The Hidden Life of an Amazon User
The Hidden Life of an Amazon User de Joana Moll présente un dévoilement du côté généralement inaperçu d’une transaction en ligne. Le travail de Moll tourne souvent autour d’une sensibilisation quant aux réels effets de nos vies numériques; c’est dans cet esprit que Moll a créé The Hidden Life of an Amazon User.
L’œuvre consiste en la documentation d’une transaction faite sur Amazon.com. Dans un texte sur la page d'accueil de l’œuvre, l’artiste explique qu’elle a effectué l’achat d’un livre de Jeff Bezos: The Life, Lessons & Rules for Success: The Journey, The Teachable Moments & 10 Rules for Success Cultivated from the Life & Wisdom of Jeff Bezos. Elle réalise qu'au cours d'une telle transaction, l’internaute est obligé.e de passer par un minimum de douze interfaces. Moll a enregistré non pas seulement des captures d’écran de ces interfaces – de la page d’accueil, jusqu’à la page de confirmation de commande en ligne – mais aussi le code pour chacune de ces interfaces. Elle estime que le texte du code compose 8 724 feuilles de papier A4.
L’immensité de ces données se fait sentir au sein de la monstration de l’œuvre, qui demande l’observation et le défilement de l’écran pour la réalisation de son expérience. Chaque interface est présentée en capture d’écran, suivie directement par tout le code de la page concernée. Alors que 8 724 feuilles semblent représenter une quantité immense de code, il n’est pas anormal d’en avoir autant pour un site aussi volumineux qu’Amazon. L’objet de l’œuvre est plus nuancé; il ne s’agit pas du simple signalement d’un abus de code ou du tracking, mais de mettre en avant ce qui a lieu de manière constante et omniprésente sur les sites Web, surtout ceux de commerce.
Le désir de faire défiler plus rapidement l'oeuvre survient très vite; aspect démontré aisément par la suite de code qui charge à temps perdu. L'internaute met un minimum d’un quart d’heure pour achever l’expérience complète de l’œuvre, une contrainte de temps mise en place par la plateforme numérique et Web. C’est dans ce temps de chargement et de défilement que se trouve le poids, voire la lourdeur des données, plutôt que dans leur présence textuelle.
L’acte de faire défiler l’écran devient fatigant, mais encore plus éreintant est la permanence d’un affichage au milieu de l’écran: en grosses lettres rouges est affichée la quantité de mégaoctets (Mb) de données, les kilowattheures d’énergie dépensée au moment actuel de l’expérience de l’œuvre et les kilocalories dépensées par l’internaute pendant qu’iel fait défiler le texte. Les mégaoctets de données augmentent alors que l’internaute défile vers le bas, et baissent alors qu'iel défile vers le haut. Par contre, les deux autres chiffres ne baissent jamais; les kilowattheures seront dépensées peu importe l’action de l’internaute, puisque cela indique le coût réel lié à l’hébergement d’un site Web sur un serveur; de la même façon, l’internaute ne récupérera pas son énergie dépensée.

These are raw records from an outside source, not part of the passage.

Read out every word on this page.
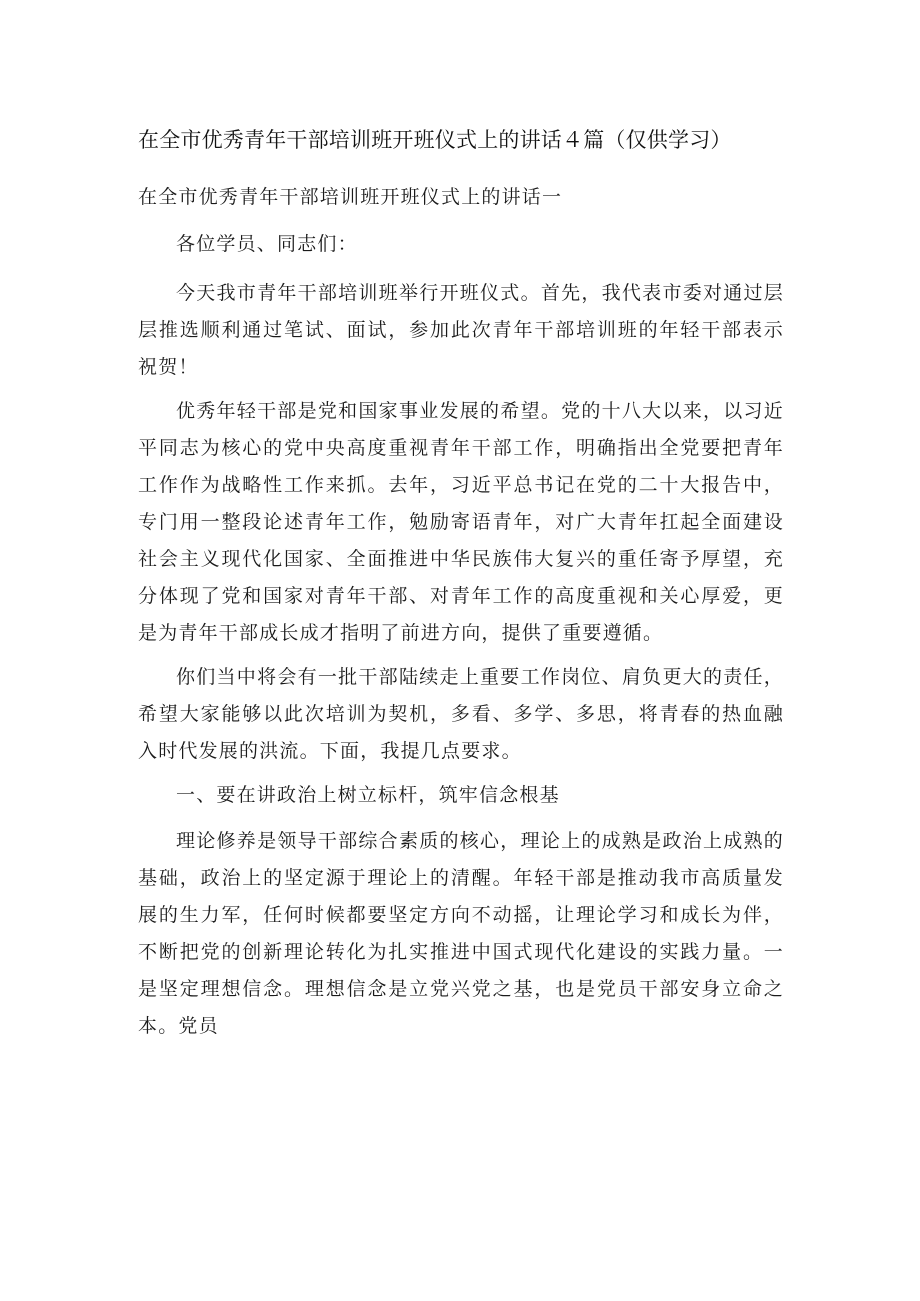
在全市优秀青年干部培训班开班仪式上的讲话４篇（仅供学习）
在全市优秀青年干部培训班开班仪式上的讲话一

各位学员、同志们：

今天我市青年干部培训班举行开班仪式。首先，我代表市委对通过层层推选顺利通过笔试、面试，参加此次青年干部培训班的年轻干部表示祝贺！

优秀年轻干部是党和国家事业发展的希望。党的十八大以来，以习近平同志为核心的党中央高度重视青年干部工作，明确指出全党要把青年工作作为战略性工作来抓。去年，习近平总书记在党的二十大报告中，专门用一整段论述青年工作，勉励寄语青年，对广大青年扛起全面建设社会主义现代化国家、全面推进中华民族伟大复兴的重任寄予厚望，充分体现了党和国家对青年干部、对青年工作的高度重视和关心厚爱，更是为青年干部成长成才指明了前进方向，提供了重要遵循。

你们当中将会有一批干部陆续走上重要工作岗位、肩负更大的责任，希望大家能够以此次培训为契机，多看、多学、多思，将青春的热血融入时代发展的洪流。下面，我提几点要求。

一、要在讲政治上树立标杆，筑牢信念根基

理论修养是领导干部综合素质的核心，理论上的成熟是政治上成熟的基础，政治上的坚定源于理论上的清醒。年轻干部是推动我市高质量发展的生力军，任何时候都要坚定方向不动摇，让理论学习和成长为伴，不断把党的创新理论转化为扎实推进中国式现代化建设的实践力量。一是坚定理想信念。理想信念是立党兴党之基，也是党员干部安身立命之本。党员
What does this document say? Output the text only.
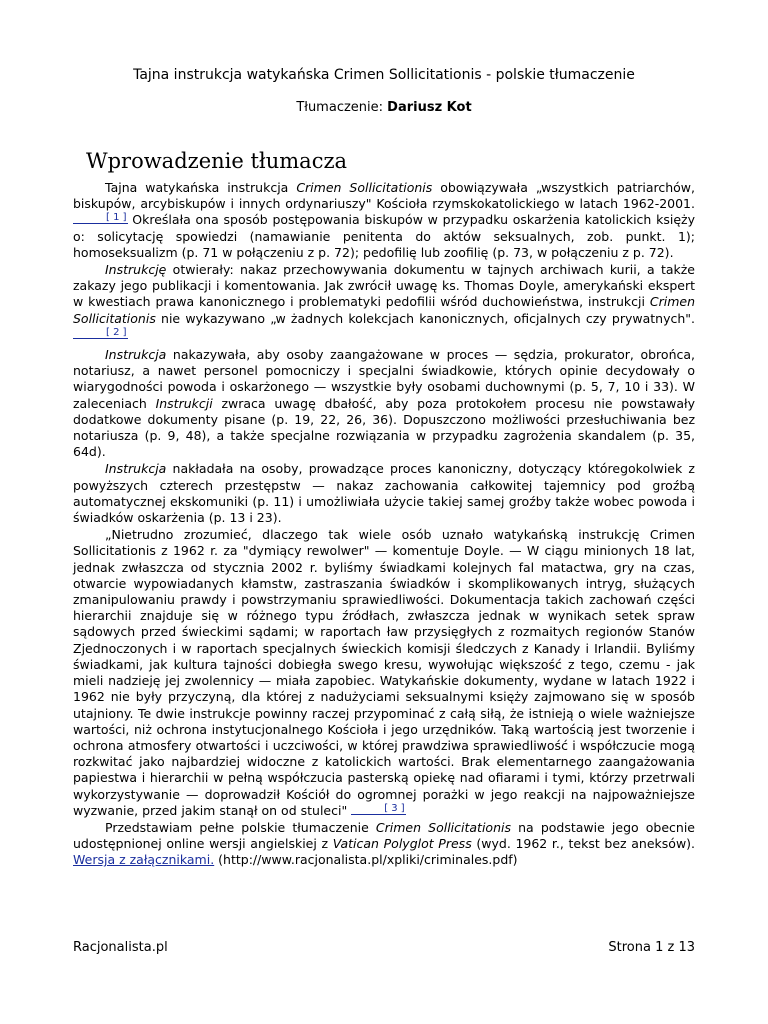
Tajna instrukcja watykańska Crimen Sollicitationis - polskie tłumaczenie
Tłumaczenie: Dariusz Kot
Wprowadzenie tłumacza

Tajna watykańska instrukcja Crimen Sollicitationis obowiązywała „wszystkich patriarchów, biskupów, arcybiskupów i innych ordynariuszy" Kościoła rzymskokatolickiego w latach 1962-2001. [ 1 ] Określała ona sposób postępowania biskupów w przypadku oskarżenia katolickich księży o: solicytację spowiedzi (namawianie penitenta do aktów seksualnych, zob. punkt. 1); homoseksualizm (p. 71 w połączeniu z p. 72); pedofilię lub zoofilię (p. 73, w połączeniu z p. 72).

Instrukcję otwierały: nakaz przechowywania dokumentu w tajnych archiwach kurii, a także zakazy jego publikacji i komentowania. Jak zwrócił uwagę ks. Thomas Doyle, amerykański ekspert w kwestiach prawa kanonicznego i problematyki pedofilii wśród duchowieństwa, instrukcji Crimen Sollicitationis nie wykazywano „w żadnych kolekcjach kanonicznych, oficjalnych czy prywatnych". [ 2 ]

Instrukcja nakazywała, aby osoby zaangażowane w proces — sędzia, prokurator, obrońca, notariusz, a nawet personel pomocniczy i specjalni świadkowie, których opinie decydowały o wiarygodności powoda i oskarżonego — wszystkie były osobami duchownymi (p. 5, 7, 10 i 33). W zaleceniach Instrukcji zwraca uwagę dbałość, aby poza protokołem procesu nie powstawały dodatkowe dokumenty pisane (p. 19, 22, 26, 36). Dopuszczono możliwości przesłuchiwania bez notariusza (p. 9, 48), a także specjalne rozwiązania w przypadku zagrożenia skandalem (p. 35, 64d).

Instrukcja nakładała na osoby, prowadzące proces kanoniczny, dotyczący któregokolwiek z powyższych czterech przestępstw — nakaz zachowania całkowitej tajemnicy pod groźbą automatycznej ekskomuniki (p. 11) i umożliwiała użycie takiej samej groźby także wobec powoda i świadków oskarżenia (p. 13 i 23).

„Nietrudno zrozumieć, dlaczego tak wiele osób uznało watykańską instrukcję Crimen Sollicitationis z 1962 r. za "dymiący rewolwer" — komentuje Doyle. — W ciągu minionych 18 lat, jednak zwłaszcza od stycznia 2002 r. byliśmy świadkami kolejnych fal matactwa, gry na czas, otwarcie wypowiadanych kłamstw, zastraszania świadków i skomplikowanych intryg, służących zmanipulowaniu prawdy i powstrzymaniu sprawiedliwości. Dokumentacja takich zachowań części hierarchii znajduje się w różnego typu źródłach, zwłaszcza jednak w wynikach setek spraw sądowych przed świeckimi sądami; w raportach ław przysięgłych z rozmaitych regionów Stanów Zjednoczonych i w raportach specjalnych świeckich komisji śledczych z Kanady i Irlandii. Byliśmy świadkami, jak kultura tajności dobiegła swego kresu, wywołując większość z tego, czemu - jak mieli nadzieję jej zwolennicy — miała zapobiec. Watykańskie dokumenty, wydane w latach 1922 i 1962 nie były przyczyną, dla której z nadużyciami seksualnymi księży zajmowano się w sposób utajniony. Te dwie instrukcje powinny raczej przypominać z całą siłą, że istnieją o wiele ważniejsze wartości, niż ochrona instytucjonalnego Kościoła i jego urzędników. Taką wartością jest tworzenie i ochrona atmosfery otwartości i uczciwości, w której prawdziwa sprawiedliwość i współczucie mogą rozkwitać jako najbardziej widoczne z katolickich wartości. Brak elementarnego zaangażowania papiestwa i hierarchii w pełną współczucia pasterską opiekę nad ofiarami i tymi, którzy przetrwali wykorzystywanie — doprowadził Kościół do ogromnej porażki w jego reakcji na najpoważniejsze wyzwanie, przed jakim stanął on od stuleci"	[ 3 ]

Przedstawiam pełne polskie tłumaczenie Crimen Sollicitationis na podstawie jego obecnie udostępnionej online wersji angielskiej z Vatican Polyglot Press (wyd. 1962 r., tekst bez aneksów). Wersja z załącznikami. (http://www.racjonalista.pl/xpliki/criminales.pdf)

Racjonalista.pl	Strona 1 z 13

C’est ainsi que Moll réalise sa critique: le défilement de l’écran ne sert pas en tant que poste d’observation pour l’internaute, mais bien en une forme d’interpellation. L’internaute, grâce à l’énergie dépensée par son propre corps en interaction avec la souris, est impliqué.e dans la critique, et par extension, l’artiste aussi, cette dernière n’ayant pu créer l’œuvre sans effectuer l’achat du livre de Bezos sur la plateforme Amazon. L’affichage constant rappelle à l’internaute les effets de la consommation, puisque naviguer sur Internet représente tout de même une sorte de consommation, à titre de consumérisme autant que d’empreinte écologique. En effet, Moll démontre sa sensibilité envers la notion d’empreinte écologique même avant le lancement de l’œuvre: en dessous du bouton de lancement est écrit: «Each visit emits an estimated amount of 50gr of CO2» («Chaque visite émet un montant estimé de 50 gr de CO2»).
De cette manière, l’œuvre de Moll fournit les bases d’une implication cyborg, une expérience qui ne peut avoir lieu qu’en présence d’un.e internaute et de l’œuvre, en présence d’un être humain et d’une machine qui participent tous deux à des actions physiques et numériques demandant des ressources non renouvelables.